Madrid 19 SEP 2017 De lejos, las desgracias pesan más o por lo menos, de otra manera: no es la inmediatez de los gritos ni el mareo oscilante que convierte a los minutos en siglos; es la lejanía dolorosa, la imposibilidad de abrazar y el eco de los llantos. El agua del azar dictó que en el aniversario del gran terremoto del 85 la Ciudad de México amaneciera con un simulacro que quizá resultó más que premonitorio, precautorio y quizá preparó los reflejos ante la nueva tragedia. De hecho, quizá los sismos de la semana pasada fueron aviso de lo provenir y metáfora de las desgracias a sumarse hoy mismo: allí donde ayer se alcanzó la imperdonable cifra (más que número, vida) de la víctima número cien mil en la enloquecida pesadilla de la narcoviolencia, hoy se van sumando los edificios caídos, los muertos con sus nombres y apellidos, las calles del cascajo, los círculos concéntricos de un horror que parece haberse tallado en piedra hace siglos.

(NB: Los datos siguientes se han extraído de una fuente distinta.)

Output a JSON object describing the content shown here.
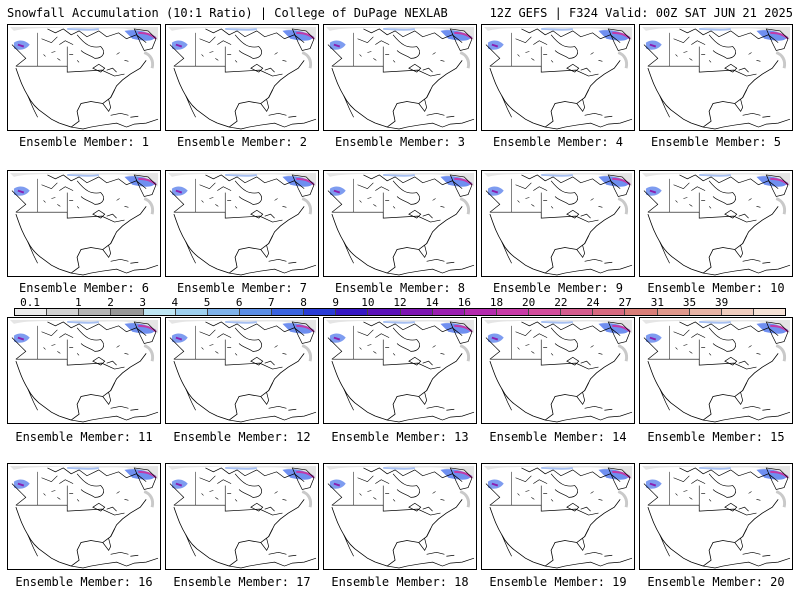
{
  "header": {
    "title": "Snowfall Accumulation (10:1 Ratio) | College of DuPage NEXLAB",
    "run_info": "12Z GEFS | F324 Valid: 00Z SAT JUN 21 2025"
  },
  "members": [
    {
      "label": "Ensemble Member: 1"
    },
    {
      "label": "Ensemble Member: 2"
    },
    {
      "label": "Ensemble Member: 3"
    },
    {
      "label": "Ensemble Member: 4"
    },
    {
      "label": "Ensemble Member: 5"
    },
    {
      "label": "Ensemble Member: 6"
    },
    {
      "label": "Ensemble Member: 7"
    },
    {
      "label": "Ensemble Member: 8"
    },
    {
      "label": "Ensemble Member: 9"
    },
    {
      "label": "Ensemble Member: 10"
    },
    {
      "label": "Ensemble Member: 11"
    },
    {
      "label": "Ensemble Member: 12"
    },
    {
      "label": "Ensemble Member: 13"
    },
    {
      "label": "Ensemble Member: 14"
    },
    {
      "label": "Ensemble Member: 15"
    },
    {
      "label": "Ensemble Member: 16"
    },
    {
      "label": "Ensemble Member: 17"
    },
    {
      "label": "Ensemble Member: 18"
    },
    {
      "label": "Ensemble Member: 19"
    },
    {
      "label": "Ensemble Member: 20"
    }
  ],
  "colorbar": {
    "ticks": [
      "0.1",
      "1",
      "2",
      "3",
      "4",
      "5",
      "6",
      "7",
      "8",
      "9",
      "10",
      "12",
      "14",
      "16",
      "18",
      "20",
      "22",
      "24",
      "27",
      "31",
      "35",
      "39"
    ],
    "colors": [
      "#ececec",
      "#d3d3d3",
      "#b4b4b4",
      "#999999",
      "#bfe6f4",
      "#9ed0ef",
      "#7eb2ea",
      "#5b8ee6",
      "#3b64e0",
      "#2a3cd6",
      "#3516c4",
      "#5a10b8",
      "#7d14b2",
      "#9a1eb0",
      "#b42aae",
      "#c83aa8",
      "#d24c9c",
      "#d45c8e",
      "#d66a80",
      "#d97e78",
      "#e0988c",
      "#e8b4a6",
      "#f0cdbf",
      "#f6e2d6"
    ]
  },
  "map_colors": {
    "land_lines": "#000000",
    "snow_light": "#c8c8c8",
    "snow_blue": "#6f8ff0",
    "snow_purple": "#8a1fb0",
    "snow_magenta": "#d23d9e"
  }
}
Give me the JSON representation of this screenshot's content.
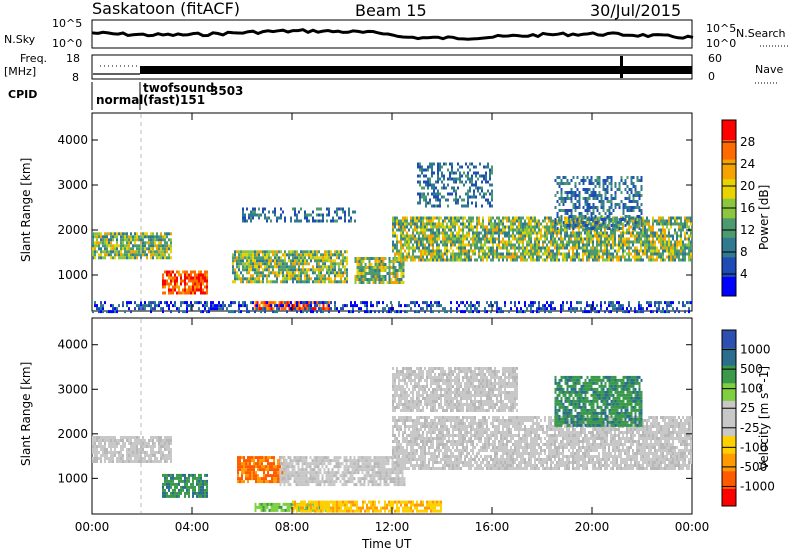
{
  "header": {
    "station": "Saskatoon (fitACF)",
    "beam": "Beam 15",
    "date": "30/Jul/2015"
  },
  "strips": {
    "nsky_label": "N.Sky",
    "nsky_ticks": [
      "10^5",
      "10^0"
    ],
    "nsearch_label": "N.Search",
    "freq_label_1": "Freq.",
    "freq_label_2": "[MHz]",
    "freq_ticks": [
      "18",
      "8"
    ],
    "nave_ticks": [
      "60",
      "0"
    ],
    "nave_label": "Nave",
    "cpid_label": "CPID",
    "cpid_normal": "normal",
    "cpid_twofsound": "twofsound",
    "cpid_fast": "(fast)",
    "cpid_id_1": "3503",
    "cpid_id_2": "151"
  },
  "colors": {
    "power_scale": [
      "#0000ff",
      "#1e4cb4",
      "#2f7a90",
      "#4c9a6e",
      "#8cc63f",
      "#e8d200",
      "#f5a300",
      "#ff6a00",
      "#ff0000"
    ],
    "velocity_scale": [
      "#ff0000",
      "#ff5a00",
      "#ff9a00",
      "#ffd000",
      "#c8c8c8",
      "#c8c8c8",
      "#7fd040",
      "#3a9a4a",
      "#2a6e8c",
      "#2c4fb0"
    ]
  },
  "chart_data": [
    {
      "type": "heatmap",
      "title": "",
      "ylabel": "Slant Range [km]",
      "xlabel": "",
      "y_ticks": [
        "1000",
        "2000",
        "3000",
        "4000"
      ],
      "ylim": [
        200,
        4600
      ],
      "xlim_hours": [
        0,
        24
      ],
      "colorbar_label": "Power [dB]",
      "colorbar_ticks": [
        "4",
        "8",
        "12",
        "16",
        "20",
        "24",
        "28"
      ],
      "colorbar_range": [
        0,
        32
      ],
      "echo_regions": [
        {
          "t0": 0.0,
          "t1": 3.2,
          "r0": 1400,
          "r1": 1950,
          "level": "medium"
        },
        {
          "t0": 2.8,
          "t1": 4.6,
          "r0": 600,
          "r1": 1100,
          "level": "strong"
        },
        {
          "t0": 5.6,
          "t1": 10.2,
          "r0": 850,
          "r1": 1550,
          "level": "medium"
        },
        {
          "t0": 6.5,
          "t1": 9.5,
          "r0": 250,
          "r1": 420,
          "level": "strong"
        },
        {
          "t0": 6.0,
          "t1": 10.5,
          "r0": 2200,
          "r1": 2500,
          "level": "weak"
        },
        {
          "t0": 10.5,
          "t1": 12.5,
          "r0": 850,
          "r1": 1400,
          "level": "medium"
        },
        {
          "t0": 12.0,
          "t1": 24.0,
          "r0": 1300,
          "r1": 2300,
          "level": "medium"
        },
        {
          "t0": 13.0,
          "t1": 16.0,
          "r0": 2500,
          "r1": 3500,
          "level": "weak"
        },
        {
          "t0": 18.5,
          "t1": 22.0,
          "r0": 2000,
          "r1": 3200,
          "level": "weak"
        },
        {
          "t0": 0.0,
          "t1": 24.0,
          "r0": 200,
          "r1": 420,
          "level": "noise"
        }
      ]
    },
    {
      "type": "heatmap",
      "title": "",
      "ylabel": "Slant Range [km]",
      "xlabel": "Time UT",
      "x_ticks": [
        "00:00",
        "04:00",
        "08:00",
        "12:00",
        "16:00",
        "20:00",
        "00:00"
      ],
      "y_ticks": [
        "1000",
        "2000",
        "3000",
        "4000"
      ],
      "ylim": [
        200,
        4600
      ],
      "xlim_hours": [
        0,
        24
      ],
      "colorbar_label": "Velocity [m s^-1]",
      "colorbar_ticks": [
        "-1000",
        "-500",
        "-100",
        "-25",
        "25",
        "100",
        "500",
        "1000"
      ],
      "colorbar_range": [
        -1200,
        1200
      ],
      "echo_regions": [
        {
          "t0": 0.0,
          "t1": 3.2,
          "r0": 1400,
          "r1": 1950,
          "velocity": "near-zero"
        },
        {
          "t0": 2.8,
          "t1": 4.6,
          "r0": 600,
          "r1": 1100,
          "velocity": "positive"
        },
        {
          "t0": 5.8,
          "t1": 7.8,
          "r0": 900,
          "r1": 1500,
          "velocity": "negative"
        },
        {
          "t0": 6.5,
          "t1": 9.5,
          "r0": 250,
          "r1": 450,
          "velocity": "slightly-positive"
        },
        {
          "t0": 8.0,
          "t1": 14.0,
          "r0": 250,
          "r1": 500,
          "velocity": "slightly-negative"
        },
        {
          "t0": 7.5,
          "t1": 12.5,
          "r0": 850,
          "r1": 1500,
          "velocity": "near-zero"
        },
        {
          "t0": 12.0,
          "t1": 24.0,
          "r0": 1200,
          "r1": 2400,
          "velocity": "near-zero"
        },
        {
          "t0": 12.0,
          "t1": 17.0,
          "r0": 2500,
          "r1": 3500,
          "velocity": "near-zero"
        },
        {
          "t0": 18.5,
          "t1": 22.0,
          "r0": 2200,
          "r1": 3300,
          "velocity": "positive"
        }
      ]
    }
  ]
}
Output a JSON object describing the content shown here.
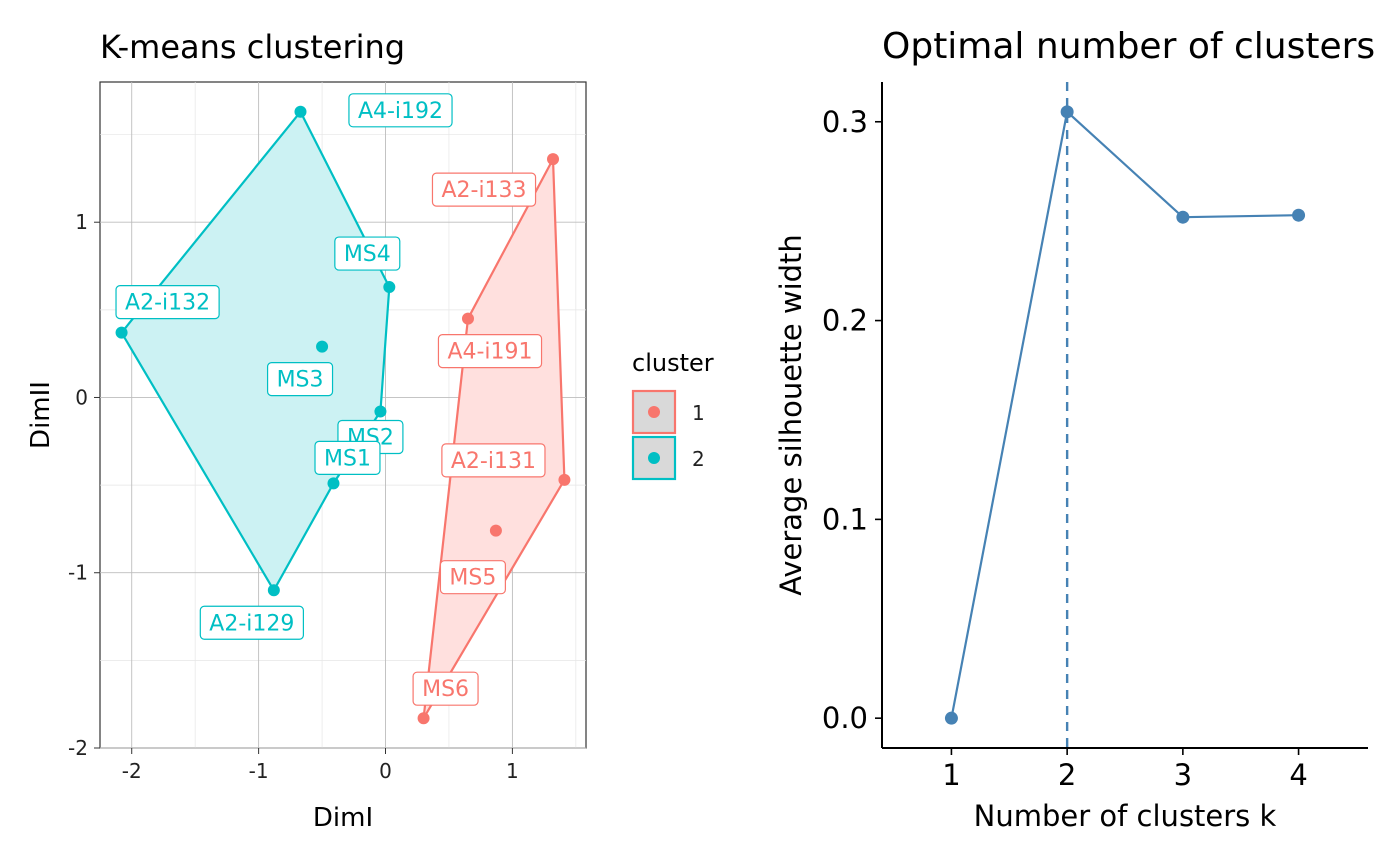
{
  "chart_data": [
    {
      "type": "scatter",
      "title": "K-means clustering",
      "xlabel": "DimI",
      "ylabel": "DimII",
      "xlim": [
        -2.25,
        1.58
      ],
      "ylim": [
        -2.0,
        1.8
      ],
      "x_ticks": [
        -2,
        -1,
        0,
        1
      ],
      "y_ticks": [
        -2,
        -1,
        0,
        1
      ],
      "x_tick_labels": [
        "-2",
        "-1",
        "0",
        "1"
      ],
      "y_tick_labels": [
        "-2",
        "-1",
        "0",
        "1"
      ],
      "grid": true,
      "legend": {
        "title": "cluster",
        "placement": "right",
        "entries": [
          {
            "label": "1",
            "color": "#F8766D",
            "fill": "#FFE0DE"
          },
          {
            "label": "2",
            "color": "#00BFC4",
            "fill": "#CCF2F3"
          }
        ]
      },
      "series": [
        {
          "name": "1",
          "color": "#F8766D",
          "points": [
            {
              "label": "A2-i133",
              "x": 1.32,
              "y": 1.36
            },
            {
              "label": "A4-i191",
              "x": 0.65,
              "y": 0.45
            },
            {
              "label": "A2-i131",
              "x": 1.41,
              "y": -0.47
            },
            {
              "label": "MS5",
              "x": 0.87,
              "y": -0.76
            },
            {
              "label": "MS6",
              "x": 0.3,
              "y": -1.83
            }
          ],
          "hull": [
            "A2-i133",
            "A2-i131",
            "MS6",
            "A4-i191"
          ]
        },
        {
          "name": "2",
          "color": "#00BFC4",
          "points": [
            {
              "label": "A4-i192",
              "x": -0.67,
              "y": 1.63
            },
            {
              "label": "MS4",
              "x": 0.03,
              "y": 0.63
            },
            {
              "label": "A2-i132",
              "x": -2.08,
              "y": 0.37
            },
            {
              "label": "MS3",
              "x": -0.5,
              "y": 0.29
            },
            {
              "label": "MS2",
              "x": -0.04,
              "y": -0.08
            },
            {
              "label": "MS1",
              "x": -0.41,
              "y": -0.49
            },
            {
              "label": "A2-i129",
              "x": -0.88,
              "y": -1.1
            }
          ],
          "hull": [
            "A4-i192",
            "MS4",
            "MS2",
            "MS1",
            "A2-i129",
            "A2-i132"
          ]
        }
      ]
    },
    {
      "type": "line",
      "title": "Optimal number of clusters",
      "xlabel": "Number of clusters k",
      "ylabel": "Average silhouette width",
      "categories": [
        "1",
        "2",
        "3",
        "4"
      ],
      "values": [
        0.0,
        0.305,
        0.252,
        0.253
      ],
      "ylim": [
        -0.015,
        0.32
      ],
      "y_ticks": [
        0.0,
        0.1,
        0.2,
        0.3
      ],
      "y_tick_labels": [
        "0.0",
        "0.1",
        "0.2",
        "0.3"
      ],
      "optimal_k": 2,
      "color": "#4682B4",
      "grid": false
    }
  ]
}
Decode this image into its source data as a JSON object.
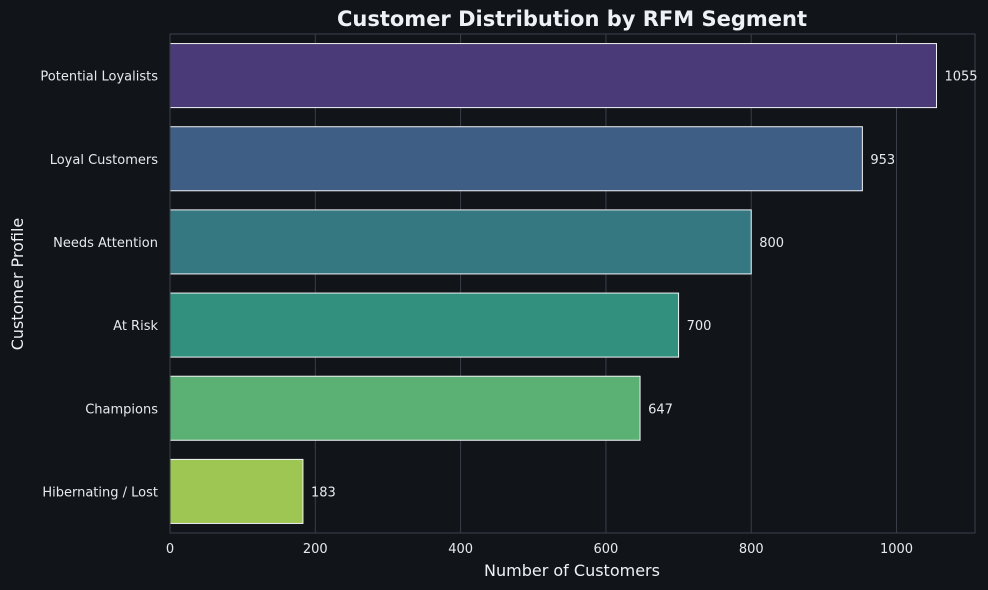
{
  "chart_data": {
    "type": "bar",
    "orientation": "horizontal",
    "title": "Customer Distribution by RFM Segment",
    "xlabel": "Number of Customers",
    "ylabel": "Customer Profile",
    "categories": [
      "Potential Loyalists",
      "Loyal Customers",
      "Needs Attention",
      "At Risk",
      "Champions",
      "Hibernating / Lost"
    ],
    "values": [
      1055,
      953,
      800,
      700,
      647,
      183
    ],
    "data_labels": [
      "1055",
      "953",
      "800",
      "700",
      "647",
      "183"
    ],
    "colors": [
      "#4b3a78",
      "#3f5e86",
      "#357882",
      "#32917e",
      "#5bb073",
      "#9dc652"
    ],
    "xlim": [
      0,
      1108
    ],
    "xticks": [
      0,
      200,
      400,
      600,
      800,
      1000
    ],
    "xtick_labels": [
      "0",
      "200",
      "400",
      "600",
      "800",
      "1000"
    ],
    "grid": "vertical",
    "background": "#111419",
    "text_color": "#e6e9ee",
    "grid_color": "#3a3f4a"
  }
}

El azote impredecible de los terremotos, la ferocidad real de los huracanes, la punzada de la tragedia no se percibe de veras hasta que hinca su dolor en la piel y contrasta con la inexplicable sincronía de las fechas que coinciden, pero es precisamente por la memoria viva de los muertos que quienes sobrevivieron en solidaridad imbatible los sismos de 1985 recuerdan hoy intacta una renovada versión del valor, de la cooperación instantánea más allá de los uniformes y de los cascos, de las ansias ordenadas o más o menos ordenadas por no estorbar y al mismo tiempo ayudar, por eludir tanta falsa noticia que intenta inflar la tragedia o insuflarle sentidos que nada tienen que ver lo que realmente duele: los heridos y los muertos, los que aún están enterrados en escombros y la angustia intraducible de los niños y los ancianos.

Dice Juan Villoro que los mexicanos llevamos un sismógrafo bajo la piel y además, con la lucidez acostumbrada, que los sismos son los verdaderos jueces de la honestidad o desfachatez de los ingenieros y arquitectos. En tragedias como la de hoy se miden los abusos y mentiras de quienes han apuntalado estructuras que se derrumban a la primera sacudida, pero también la oleada de millones de mexicanos que alzan la mejor cara de México, la honesta transpiración sin horarios que echa la mano sin fijarse en apellido o color de piel, el alivio incansable para quien llora o tiene sed, la serena mirada vidriosa que contagia a todos para seguir adelante y crecerse mucho más allá de los discursos y corbatas.